PINATTR SpiceOrder 1

PIN -32 48 NONE 0

PINATTR PinName In-

PINATTR SpiceOrder 2

PIN 0 32 NONE 0

PINATTR PinName V+

PINATTR SpiceOrder 3

PIN 0 96 NONE 0

PINATTR PinName V-

PINATTR SpiceOrder 4

PIN 32 64 NONE 0

PINATTR PinName OUT

PINATTR SpiceOrder 5

 

LTspice上でシンボルファイルを修正する方法

シンボルファイルをLTspiceで開いて、"Attributes"から、”Edit Attributes” と続けます。現れた”Symbol Attribute Editor” の”SpiceModel” にNE5534_SN.lib にあるサブサーキット名をどれか一つ正確に記入します。
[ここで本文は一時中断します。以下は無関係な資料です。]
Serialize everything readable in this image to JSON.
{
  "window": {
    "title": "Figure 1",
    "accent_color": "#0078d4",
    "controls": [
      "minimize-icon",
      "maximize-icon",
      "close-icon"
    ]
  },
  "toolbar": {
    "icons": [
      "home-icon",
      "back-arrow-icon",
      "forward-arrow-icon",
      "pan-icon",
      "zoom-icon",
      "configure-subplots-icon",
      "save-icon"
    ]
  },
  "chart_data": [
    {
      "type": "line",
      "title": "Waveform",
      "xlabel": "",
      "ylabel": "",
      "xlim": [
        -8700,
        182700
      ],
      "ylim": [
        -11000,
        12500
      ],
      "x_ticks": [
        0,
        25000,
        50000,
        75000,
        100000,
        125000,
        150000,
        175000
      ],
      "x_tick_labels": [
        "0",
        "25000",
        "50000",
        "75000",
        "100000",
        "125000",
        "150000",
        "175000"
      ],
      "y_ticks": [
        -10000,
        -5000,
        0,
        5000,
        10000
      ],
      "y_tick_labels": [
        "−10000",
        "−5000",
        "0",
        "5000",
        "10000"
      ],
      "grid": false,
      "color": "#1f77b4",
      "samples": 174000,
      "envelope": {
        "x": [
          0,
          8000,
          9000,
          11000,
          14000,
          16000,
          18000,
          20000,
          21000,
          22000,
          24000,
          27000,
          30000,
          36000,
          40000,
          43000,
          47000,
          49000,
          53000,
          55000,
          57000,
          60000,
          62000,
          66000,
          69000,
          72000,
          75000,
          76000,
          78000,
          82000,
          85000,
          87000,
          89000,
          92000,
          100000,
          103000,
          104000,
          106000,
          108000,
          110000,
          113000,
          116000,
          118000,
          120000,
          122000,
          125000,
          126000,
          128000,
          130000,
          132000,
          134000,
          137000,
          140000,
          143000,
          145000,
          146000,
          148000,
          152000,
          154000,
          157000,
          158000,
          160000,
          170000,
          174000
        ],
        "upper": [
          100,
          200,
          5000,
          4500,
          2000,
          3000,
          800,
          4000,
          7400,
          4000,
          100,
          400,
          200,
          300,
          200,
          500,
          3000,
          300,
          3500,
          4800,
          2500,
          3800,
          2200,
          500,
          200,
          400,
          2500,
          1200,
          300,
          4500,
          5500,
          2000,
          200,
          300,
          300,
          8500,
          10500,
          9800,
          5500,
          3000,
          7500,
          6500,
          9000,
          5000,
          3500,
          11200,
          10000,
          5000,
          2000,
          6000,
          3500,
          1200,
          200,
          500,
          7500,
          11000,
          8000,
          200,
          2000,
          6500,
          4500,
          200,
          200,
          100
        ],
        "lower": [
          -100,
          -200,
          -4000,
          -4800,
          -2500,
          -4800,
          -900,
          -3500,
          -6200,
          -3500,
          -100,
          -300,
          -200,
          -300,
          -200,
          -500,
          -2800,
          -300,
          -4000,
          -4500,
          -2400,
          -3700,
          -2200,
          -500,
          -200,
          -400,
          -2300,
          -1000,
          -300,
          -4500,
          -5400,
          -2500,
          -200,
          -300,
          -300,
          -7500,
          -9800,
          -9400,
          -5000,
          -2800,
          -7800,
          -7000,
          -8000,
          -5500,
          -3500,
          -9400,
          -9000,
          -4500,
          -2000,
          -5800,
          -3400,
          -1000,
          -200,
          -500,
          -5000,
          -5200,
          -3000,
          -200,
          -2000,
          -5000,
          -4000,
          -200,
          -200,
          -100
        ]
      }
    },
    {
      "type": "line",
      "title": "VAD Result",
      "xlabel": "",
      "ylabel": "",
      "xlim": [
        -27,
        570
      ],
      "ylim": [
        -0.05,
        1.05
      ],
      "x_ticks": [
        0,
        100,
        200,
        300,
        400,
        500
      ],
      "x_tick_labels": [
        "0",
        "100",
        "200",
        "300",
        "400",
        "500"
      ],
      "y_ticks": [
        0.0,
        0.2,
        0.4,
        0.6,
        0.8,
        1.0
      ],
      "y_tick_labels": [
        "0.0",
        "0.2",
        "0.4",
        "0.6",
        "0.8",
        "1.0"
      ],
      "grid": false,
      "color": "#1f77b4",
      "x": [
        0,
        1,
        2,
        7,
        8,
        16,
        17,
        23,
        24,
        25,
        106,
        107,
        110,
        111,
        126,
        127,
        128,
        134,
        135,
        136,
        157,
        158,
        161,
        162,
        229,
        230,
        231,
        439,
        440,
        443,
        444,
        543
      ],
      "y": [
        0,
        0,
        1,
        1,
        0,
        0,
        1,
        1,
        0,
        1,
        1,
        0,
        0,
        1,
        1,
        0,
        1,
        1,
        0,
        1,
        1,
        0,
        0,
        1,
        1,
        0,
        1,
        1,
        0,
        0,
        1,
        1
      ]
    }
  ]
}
続いて、サブサーキット名を表示する設定を行います。"Attributes"から、”Attribute Window” と続けます。現れた”Attribute Window” から”SpiceModel” を選び、OKを押します。


ほどよい場所に、<SpiceModel> を置き、続けてこれをクリックすると"Symbol Attribute" が現れるので、文字位置と大きさを好みに設定します。



エディタで変更した方が早いですが、<SpiceModel>の表示位置が決められないので、合わせ技が良いかもしれません。